Se la McLaren non si fosse rotta ogni due per tre in quegli anni. Se la dirigenza rossa avesse avuto la lungimiranza (non ci andava tanto) di puntare su di lui nei due periodi rossi. Se bla bla bla.

A che serve guardare indietro se tanto il passato non lo puoi cambiare? Va bene così, risponderebbe Kimi: non perdiamoci tempo.

Quel ragazzo schivo aveva capito tutto sin dall’inizio e ne ha tratto giovamento. Non si è fatto cambiare da quel mondo, dai soldi, dal successo che è riuscito ad ottenere. E’ rimasto se stesso a dispetto di tutto e tutti diventando un personaggio unico ed inimitabile senza volerlo diventare.

Un personaggio poco attraente per i media, secondo quel presidente Ferrari che lo appiedò nel 2009 con tanto di contratto ancora in corso. Per rincorrere quella chimera che lo stesso gli aveva regalato due anni prima e che, ironia del destino, non si è mai più fatta acchiappare da allora.

Oggi non è tempo di rimpianti, oggi è tempo comunque di gioia. Perché? Kimi si ritira, che dici?

Per chi scrive lo è, nonostante ne sentirà la mancanza sulle piste del Mondiale. Lo è perché confesso di aver stimato e tifato molti piloti in tutti questi anni (oltre 40) che vivo questa passionaccia per il Motorport. Ma ne ho amati davvero molto pochi. Avevo smesso negli anni 80 dopo aver perso per strada nell’ordine Gilles, Stefan ed Henri. Troppo forte il dispiacere di doverli piangere, al punto di essere riuscito a non affezionarmi più a nessuno fino a quel 2001.

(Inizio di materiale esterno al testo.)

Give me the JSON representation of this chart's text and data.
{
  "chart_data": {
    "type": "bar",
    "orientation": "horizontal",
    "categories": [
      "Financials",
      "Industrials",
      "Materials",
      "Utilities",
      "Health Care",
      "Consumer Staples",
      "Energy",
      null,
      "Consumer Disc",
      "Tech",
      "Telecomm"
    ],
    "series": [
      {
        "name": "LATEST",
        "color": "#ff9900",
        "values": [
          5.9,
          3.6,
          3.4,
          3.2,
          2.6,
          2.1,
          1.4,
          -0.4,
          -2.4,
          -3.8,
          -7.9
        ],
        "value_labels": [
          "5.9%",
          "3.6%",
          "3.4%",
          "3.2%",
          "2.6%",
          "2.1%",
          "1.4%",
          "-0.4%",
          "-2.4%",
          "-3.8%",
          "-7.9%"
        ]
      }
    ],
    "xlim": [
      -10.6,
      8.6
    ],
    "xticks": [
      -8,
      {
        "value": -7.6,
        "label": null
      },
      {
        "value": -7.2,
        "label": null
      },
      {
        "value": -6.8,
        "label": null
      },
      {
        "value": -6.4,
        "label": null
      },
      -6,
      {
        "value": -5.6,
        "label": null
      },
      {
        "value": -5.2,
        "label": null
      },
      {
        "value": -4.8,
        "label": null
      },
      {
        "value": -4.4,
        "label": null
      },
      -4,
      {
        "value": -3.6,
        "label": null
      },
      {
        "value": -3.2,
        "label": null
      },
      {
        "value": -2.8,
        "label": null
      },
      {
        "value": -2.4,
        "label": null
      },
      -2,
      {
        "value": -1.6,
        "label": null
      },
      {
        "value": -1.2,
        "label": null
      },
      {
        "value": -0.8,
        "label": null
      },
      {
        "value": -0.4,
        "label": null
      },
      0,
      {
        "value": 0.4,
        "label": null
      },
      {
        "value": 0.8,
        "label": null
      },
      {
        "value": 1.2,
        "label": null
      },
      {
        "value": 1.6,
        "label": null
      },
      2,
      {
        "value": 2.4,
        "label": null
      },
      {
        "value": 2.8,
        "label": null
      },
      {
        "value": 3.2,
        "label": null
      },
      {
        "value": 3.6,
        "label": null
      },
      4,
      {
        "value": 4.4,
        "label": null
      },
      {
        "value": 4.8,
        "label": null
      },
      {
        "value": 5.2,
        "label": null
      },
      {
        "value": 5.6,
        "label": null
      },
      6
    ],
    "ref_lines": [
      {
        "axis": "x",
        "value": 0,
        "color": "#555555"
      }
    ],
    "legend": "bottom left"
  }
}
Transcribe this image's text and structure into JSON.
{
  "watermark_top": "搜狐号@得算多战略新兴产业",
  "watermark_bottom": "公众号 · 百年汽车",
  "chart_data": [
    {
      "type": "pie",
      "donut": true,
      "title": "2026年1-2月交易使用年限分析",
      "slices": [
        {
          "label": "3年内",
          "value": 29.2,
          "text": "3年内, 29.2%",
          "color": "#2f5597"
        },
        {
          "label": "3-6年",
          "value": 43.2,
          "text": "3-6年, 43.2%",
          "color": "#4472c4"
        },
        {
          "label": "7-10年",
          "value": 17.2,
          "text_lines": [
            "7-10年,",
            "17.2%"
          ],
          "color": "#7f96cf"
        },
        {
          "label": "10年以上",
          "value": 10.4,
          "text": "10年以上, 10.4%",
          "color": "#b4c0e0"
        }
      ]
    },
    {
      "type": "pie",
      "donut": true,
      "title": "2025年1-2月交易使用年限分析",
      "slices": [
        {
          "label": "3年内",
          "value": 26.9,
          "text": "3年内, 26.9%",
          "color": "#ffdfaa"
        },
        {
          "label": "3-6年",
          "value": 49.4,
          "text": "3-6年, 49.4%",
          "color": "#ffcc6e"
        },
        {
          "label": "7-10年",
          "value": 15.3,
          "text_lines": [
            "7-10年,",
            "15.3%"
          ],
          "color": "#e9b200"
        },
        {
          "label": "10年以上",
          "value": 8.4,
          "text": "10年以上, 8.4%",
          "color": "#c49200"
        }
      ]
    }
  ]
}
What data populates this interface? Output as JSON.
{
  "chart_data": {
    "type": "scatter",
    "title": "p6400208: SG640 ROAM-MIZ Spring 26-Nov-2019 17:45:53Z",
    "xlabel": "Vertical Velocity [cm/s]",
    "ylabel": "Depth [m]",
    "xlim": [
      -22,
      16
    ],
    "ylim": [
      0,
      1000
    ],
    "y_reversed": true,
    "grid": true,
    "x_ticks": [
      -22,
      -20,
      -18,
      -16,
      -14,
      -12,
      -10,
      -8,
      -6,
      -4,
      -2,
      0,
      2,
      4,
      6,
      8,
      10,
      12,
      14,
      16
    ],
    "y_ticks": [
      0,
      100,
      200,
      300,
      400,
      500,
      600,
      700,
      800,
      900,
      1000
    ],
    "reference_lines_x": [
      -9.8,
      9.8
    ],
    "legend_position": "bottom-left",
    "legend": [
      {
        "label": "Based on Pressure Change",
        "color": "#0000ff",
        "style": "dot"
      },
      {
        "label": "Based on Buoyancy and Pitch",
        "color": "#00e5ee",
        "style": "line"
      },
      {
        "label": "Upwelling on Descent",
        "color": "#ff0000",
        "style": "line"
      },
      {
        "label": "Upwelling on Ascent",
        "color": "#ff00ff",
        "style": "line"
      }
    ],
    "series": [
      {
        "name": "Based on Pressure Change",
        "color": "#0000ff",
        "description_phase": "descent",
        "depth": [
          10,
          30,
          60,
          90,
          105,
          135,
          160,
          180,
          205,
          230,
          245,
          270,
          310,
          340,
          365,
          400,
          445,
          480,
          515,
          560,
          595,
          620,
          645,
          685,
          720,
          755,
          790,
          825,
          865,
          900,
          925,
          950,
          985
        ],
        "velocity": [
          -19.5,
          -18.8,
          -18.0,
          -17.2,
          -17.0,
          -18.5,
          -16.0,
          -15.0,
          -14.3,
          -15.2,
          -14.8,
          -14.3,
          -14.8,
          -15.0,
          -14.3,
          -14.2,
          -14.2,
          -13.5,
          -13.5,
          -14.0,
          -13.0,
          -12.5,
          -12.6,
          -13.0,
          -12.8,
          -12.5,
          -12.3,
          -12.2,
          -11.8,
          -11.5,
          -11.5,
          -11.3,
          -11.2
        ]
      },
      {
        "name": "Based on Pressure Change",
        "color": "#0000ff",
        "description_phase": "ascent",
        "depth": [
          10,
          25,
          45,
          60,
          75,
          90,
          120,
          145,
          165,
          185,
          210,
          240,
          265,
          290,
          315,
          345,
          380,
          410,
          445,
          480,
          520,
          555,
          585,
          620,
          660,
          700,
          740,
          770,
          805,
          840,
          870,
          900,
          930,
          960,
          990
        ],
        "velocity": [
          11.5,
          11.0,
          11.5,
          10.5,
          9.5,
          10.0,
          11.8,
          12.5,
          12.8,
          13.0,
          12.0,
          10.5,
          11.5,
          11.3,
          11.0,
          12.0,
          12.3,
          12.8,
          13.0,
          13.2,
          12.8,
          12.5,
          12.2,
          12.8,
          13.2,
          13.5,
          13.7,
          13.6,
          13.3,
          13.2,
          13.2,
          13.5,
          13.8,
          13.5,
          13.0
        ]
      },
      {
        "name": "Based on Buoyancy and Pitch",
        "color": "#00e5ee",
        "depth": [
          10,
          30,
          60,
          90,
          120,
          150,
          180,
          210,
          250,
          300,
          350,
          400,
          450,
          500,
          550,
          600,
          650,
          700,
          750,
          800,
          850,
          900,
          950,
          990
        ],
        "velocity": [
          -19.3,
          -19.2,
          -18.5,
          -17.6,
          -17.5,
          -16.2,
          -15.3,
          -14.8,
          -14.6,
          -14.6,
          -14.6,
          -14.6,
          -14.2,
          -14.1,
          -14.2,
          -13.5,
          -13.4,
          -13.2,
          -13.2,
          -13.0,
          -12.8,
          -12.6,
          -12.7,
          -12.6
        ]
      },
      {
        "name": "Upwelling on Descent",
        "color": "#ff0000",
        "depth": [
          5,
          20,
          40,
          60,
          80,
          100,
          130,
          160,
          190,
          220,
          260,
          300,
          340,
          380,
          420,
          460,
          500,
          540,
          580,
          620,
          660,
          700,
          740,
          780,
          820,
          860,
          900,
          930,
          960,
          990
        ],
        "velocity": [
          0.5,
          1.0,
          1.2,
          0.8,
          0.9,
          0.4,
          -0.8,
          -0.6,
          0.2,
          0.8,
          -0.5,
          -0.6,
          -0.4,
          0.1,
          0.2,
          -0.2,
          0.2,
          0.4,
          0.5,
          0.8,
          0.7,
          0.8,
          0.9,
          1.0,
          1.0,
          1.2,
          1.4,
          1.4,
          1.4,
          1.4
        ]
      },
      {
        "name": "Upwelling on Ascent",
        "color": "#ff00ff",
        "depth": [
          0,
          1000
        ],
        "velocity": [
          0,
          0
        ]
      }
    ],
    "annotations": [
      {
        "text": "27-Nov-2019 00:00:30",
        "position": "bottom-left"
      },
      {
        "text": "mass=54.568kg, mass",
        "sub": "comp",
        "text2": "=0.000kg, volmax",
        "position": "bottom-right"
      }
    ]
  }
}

Come si spiega questo ritrovato affetto dopo tanti anni? Non me lo spiego e manco ci penso di farlo. Fu una sorta di folgorazione dal suo primo Gp. Tanta era la curiosità di vedere un pischellino senza storia alle prese con una F1. E lui la ripagò con i punti al debutto (sesto eh, non decimultimo come oggi). Da quel giorno fu un crescendo di gioie e di dolori.

La prima incazzatura la presi quando Ron (testa d’uovo cit) se lo portò in casa senza che in Ferrari battessero ciglio seppur avessero un legame stretto con Sauber già ai tempi.

Ce ne sono altre di incazzature, ma le gioie sono state talmente grandi da farle passare in secondo piano.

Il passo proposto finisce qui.